Johannesburg, South Africa (ADV) – Some countries with the SADC region have been hit by a powerful tropical storm that made landfall on Thursday evening, pommelling a coastal city with heavy rain and wind at speeds of up to 170 km an hour and injuring several people, according to Reuters.
In Beira, a city of around 500,000 people and a gateway for imports to landlocked countries in southeast Africa, Twitter images and television footage showed billboards and rooftops blown off, trees snapped and electricity cables strewn across the streets.
In the northern Zambezi province, villages along the coastline were cut off from the mainland by the storm surge.
Mozambican television channel TVM reported that at least five people had been seriously injured.
Cyclone Idai dumped more water and brought destruction on areas where scores of people have already been killed and tens of thousands displaced by floods over the past week.
According to United Nations at least 115 people were killed in Mozambique, Malawi and South Africa after heavy rains affected 843,000 people across southeast Africa, prompting calls for emergency aid.
The floods in Mozambique, one of Africa’s poorest countries, have already destroyed 5,756 homes, affecting 15,467 households and 141,325 people.
Malawi’s Meteorological Department has warned of more rains and flooding in the country’s south between Thursday and Sunday.
More than 168,000 hectares (415,000 acres) of crops were destroyed, the government spokeswoman added.
Authorities there have ordered the compulsory evacuation of people living in flood-prone areas.

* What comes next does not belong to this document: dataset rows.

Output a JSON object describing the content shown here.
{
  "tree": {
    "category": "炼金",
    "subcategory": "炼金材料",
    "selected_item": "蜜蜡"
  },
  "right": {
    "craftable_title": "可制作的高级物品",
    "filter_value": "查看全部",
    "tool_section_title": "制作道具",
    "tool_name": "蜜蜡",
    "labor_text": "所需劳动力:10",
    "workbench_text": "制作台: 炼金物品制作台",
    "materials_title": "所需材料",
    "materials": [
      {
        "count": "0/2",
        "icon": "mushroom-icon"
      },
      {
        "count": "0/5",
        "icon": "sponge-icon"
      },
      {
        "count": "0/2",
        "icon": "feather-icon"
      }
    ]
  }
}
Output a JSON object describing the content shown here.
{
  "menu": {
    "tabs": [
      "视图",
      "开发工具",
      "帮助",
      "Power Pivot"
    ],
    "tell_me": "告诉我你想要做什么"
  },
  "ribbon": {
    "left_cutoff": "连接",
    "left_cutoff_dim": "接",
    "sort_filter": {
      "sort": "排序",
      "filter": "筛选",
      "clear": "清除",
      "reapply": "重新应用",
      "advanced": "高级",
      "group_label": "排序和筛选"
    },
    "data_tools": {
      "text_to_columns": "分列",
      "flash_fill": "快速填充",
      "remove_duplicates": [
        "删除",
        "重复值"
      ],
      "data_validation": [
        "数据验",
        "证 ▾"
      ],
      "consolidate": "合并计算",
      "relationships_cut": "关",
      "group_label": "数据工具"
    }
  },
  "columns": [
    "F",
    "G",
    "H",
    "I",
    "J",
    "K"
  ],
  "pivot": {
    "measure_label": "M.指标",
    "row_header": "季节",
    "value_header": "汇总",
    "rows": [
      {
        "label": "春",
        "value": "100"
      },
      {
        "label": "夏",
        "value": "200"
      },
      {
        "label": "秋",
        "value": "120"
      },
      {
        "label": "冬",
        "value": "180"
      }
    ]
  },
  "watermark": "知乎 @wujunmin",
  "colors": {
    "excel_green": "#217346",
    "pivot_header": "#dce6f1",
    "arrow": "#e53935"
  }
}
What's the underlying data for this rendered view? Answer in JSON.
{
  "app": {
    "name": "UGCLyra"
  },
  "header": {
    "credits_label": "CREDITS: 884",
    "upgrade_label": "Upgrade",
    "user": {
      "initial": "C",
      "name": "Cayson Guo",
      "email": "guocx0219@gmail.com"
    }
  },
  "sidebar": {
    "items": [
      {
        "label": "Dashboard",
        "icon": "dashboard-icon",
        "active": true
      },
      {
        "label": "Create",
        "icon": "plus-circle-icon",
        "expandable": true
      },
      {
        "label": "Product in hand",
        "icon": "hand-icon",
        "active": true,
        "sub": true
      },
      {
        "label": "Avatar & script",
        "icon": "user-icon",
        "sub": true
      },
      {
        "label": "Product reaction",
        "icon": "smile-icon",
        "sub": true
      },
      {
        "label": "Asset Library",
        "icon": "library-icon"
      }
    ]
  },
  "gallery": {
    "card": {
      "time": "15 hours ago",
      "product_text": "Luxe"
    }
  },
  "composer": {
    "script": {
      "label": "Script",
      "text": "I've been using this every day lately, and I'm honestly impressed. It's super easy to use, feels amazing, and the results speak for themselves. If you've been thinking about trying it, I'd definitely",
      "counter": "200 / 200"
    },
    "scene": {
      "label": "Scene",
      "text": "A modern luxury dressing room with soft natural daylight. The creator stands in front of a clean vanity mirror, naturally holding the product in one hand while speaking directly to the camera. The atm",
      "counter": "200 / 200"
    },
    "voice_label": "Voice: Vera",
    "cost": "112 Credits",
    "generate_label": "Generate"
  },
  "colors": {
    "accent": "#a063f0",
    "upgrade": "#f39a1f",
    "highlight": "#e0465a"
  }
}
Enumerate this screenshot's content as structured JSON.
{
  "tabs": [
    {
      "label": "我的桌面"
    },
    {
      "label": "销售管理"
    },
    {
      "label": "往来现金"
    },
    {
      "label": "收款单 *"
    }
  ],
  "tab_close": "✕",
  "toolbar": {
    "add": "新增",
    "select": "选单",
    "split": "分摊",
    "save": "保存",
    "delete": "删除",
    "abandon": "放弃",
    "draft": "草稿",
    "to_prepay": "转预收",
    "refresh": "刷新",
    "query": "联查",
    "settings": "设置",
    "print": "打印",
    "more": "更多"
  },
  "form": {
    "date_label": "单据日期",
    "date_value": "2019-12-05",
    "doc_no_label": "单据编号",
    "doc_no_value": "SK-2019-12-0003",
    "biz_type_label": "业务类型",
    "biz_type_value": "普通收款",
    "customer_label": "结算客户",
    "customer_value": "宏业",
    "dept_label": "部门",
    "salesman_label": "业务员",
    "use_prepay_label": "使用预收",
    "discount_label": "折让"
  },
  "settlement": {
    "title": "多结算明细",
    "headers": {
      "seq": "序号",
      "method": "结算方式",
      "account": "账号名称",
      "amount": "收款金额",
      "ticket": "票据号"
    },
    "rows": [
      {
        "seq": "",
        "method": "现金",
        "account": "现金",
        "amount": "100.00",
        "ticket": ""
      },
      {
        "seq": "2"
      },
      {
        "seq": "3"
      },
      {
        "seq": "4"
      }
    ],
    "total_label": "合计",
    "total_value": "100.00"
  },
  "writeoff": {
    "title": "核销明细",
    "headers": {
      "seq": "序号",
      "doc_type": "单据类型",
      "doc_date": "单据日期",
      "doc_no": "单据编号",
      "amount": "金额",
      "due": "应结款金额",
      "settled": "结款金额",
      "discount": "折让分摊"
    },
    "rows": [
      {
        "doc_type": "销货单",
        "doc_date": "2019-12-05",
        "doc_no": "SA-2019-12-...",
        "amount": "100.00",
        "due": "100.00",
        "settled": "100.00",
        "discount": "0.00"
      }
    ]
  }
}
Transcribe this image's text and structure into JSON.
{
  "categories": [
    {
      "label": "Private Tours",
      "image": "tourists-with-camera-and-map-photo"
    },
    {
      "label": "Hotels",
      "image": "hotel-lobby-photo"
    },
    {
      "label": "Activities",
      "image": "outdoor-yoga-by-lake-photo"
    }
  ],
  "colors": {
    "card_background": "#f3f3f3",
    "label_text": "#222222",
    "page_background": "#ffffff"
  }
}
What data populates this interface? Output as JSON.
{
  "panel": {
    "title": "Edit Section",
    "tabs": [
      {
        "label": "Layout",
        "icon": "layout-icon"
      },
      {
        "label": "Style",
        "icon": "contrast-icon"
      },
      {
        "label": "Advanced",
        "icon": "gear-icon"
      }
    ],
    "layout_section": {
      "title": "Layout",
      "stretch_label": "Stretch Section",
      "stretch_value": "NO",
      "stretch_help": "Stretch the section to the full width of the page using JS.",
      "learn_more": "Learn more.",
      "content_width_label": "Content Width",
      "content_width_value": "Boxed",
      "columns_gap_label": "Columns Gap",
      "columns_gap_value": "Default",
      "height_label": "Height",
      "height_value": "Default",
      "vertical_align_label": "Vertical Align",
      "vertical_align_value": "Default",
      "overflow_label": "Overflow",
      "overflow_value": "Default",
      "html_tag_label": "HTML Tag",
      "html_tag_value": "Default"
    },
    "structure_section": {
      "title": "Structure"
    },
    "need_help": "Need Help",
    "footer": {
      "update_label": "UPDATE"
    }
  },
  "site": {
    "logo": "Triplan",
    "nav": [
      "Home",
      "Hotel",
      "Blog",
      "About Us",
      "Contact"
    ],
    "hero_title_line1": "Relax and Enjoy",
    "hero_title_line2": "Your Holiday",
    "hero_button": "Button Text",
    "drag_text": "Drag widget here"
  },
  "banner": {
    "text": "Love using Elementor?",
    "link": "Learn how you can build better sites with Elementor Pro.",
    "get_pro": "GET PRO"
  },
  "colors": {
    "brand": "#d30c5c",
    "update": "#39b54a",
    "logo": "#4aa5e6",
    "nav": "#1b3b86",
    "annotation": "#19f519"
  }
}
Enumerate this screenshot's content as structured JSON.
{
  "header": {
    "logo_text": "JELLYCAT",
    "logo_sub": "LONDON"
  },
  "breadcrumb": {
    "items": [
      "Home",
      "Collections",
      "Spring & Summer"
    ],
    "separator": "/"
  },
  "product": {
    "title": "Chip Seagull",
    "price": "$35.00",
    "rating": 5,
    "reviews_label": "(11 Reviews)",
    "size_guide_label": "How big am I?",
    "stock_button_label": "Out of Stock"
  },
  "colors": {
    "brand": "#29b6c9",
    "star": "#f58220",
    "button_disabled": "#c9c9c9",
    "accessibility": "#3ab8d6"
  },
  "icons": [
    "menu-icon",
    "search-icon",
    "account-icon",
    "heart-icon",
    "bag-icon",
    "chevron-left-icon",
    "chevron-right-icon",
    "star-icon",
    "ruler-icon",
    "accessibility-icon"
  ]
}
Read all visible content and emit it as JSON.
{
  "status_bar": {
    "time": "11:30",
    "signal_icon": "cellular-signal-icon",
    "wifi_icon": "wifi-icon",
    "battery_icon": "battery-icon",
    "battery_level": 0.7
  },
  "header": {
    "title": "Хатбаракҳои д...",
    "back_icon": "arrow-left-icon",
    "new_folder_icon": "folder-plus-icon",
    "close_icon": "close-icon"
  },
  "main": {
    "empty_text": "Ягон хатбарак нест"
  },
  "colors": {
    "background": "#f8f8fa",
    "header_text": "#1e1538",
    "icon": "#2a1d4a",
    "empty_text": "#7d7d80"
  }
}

As it moves inland on Friday, the weather system will weaken but is still expected to result in significant rainfall and widespread flooding over the Sofala and Manica provinces, the extreme eastern parts of Zimbabwe and southern parts of Malawi, the South African Weather Service said.
Mozambique has seen deadly floods worsened by devastating hurricanes in the past, including in 2000 and 2007. Cyclone Eline, which hit the country in February 2000 when it was already devastated by its worst floods in three decades, killed 350 people and made 650,000 homeless across southern Africa.
Mozambique has significant offshore liquefied natural gas projects underway in the north, but these are currently out of harm’s way.